Dat roken erg ongezond is, weten we allemaal. Meeroken (als je in een ruimte bent waar wordt
gerookt) is ook schadelijk voor je longen. Beginnen met roken is misschien gemakkelijk, maar
stoppen met roken is heel moeilijk, zeker als je al lang rookt. Roken is namelijk zeer verslavend.
Sigarettenrook is een mengsel van gassen en fijne teerdruppels.
Welke gassen zijn die?
Antwoord: nicotine, teer en koolstofmono-oxide.
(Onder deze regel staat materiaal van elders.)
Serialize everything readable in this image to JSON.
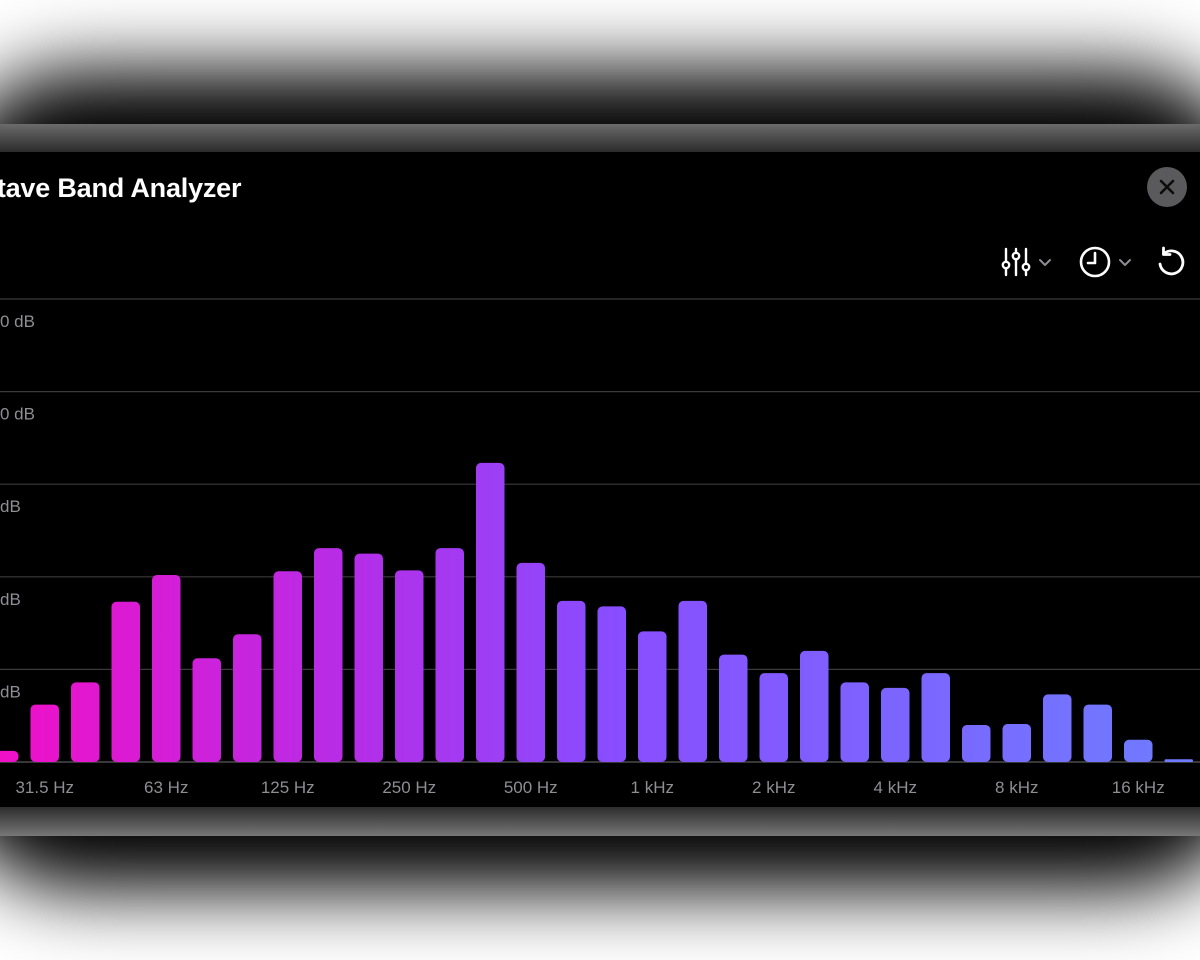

Nicotine is erg verslavend.
Teer beschadigd de longen
Koolstofmono-oxide vermindert het Vervoer van zuurstof door het bloed.
Iemand die stopt met roken heeft in het begin vaak moeite om zich te concentreren en gaat
zweten en trillen. Dit zijn ontwenningsverschijnselen.

Zelfs als iemand lichamelijk niet meer afhankelijk is van nicotine, kan hij toch weer gaan
gebruiken.
Dat gebeurt vooral als iemand weer in zijn oude situatie belandt.
Hij is dan nog steeds geestelijk afhankelijk van deze drug.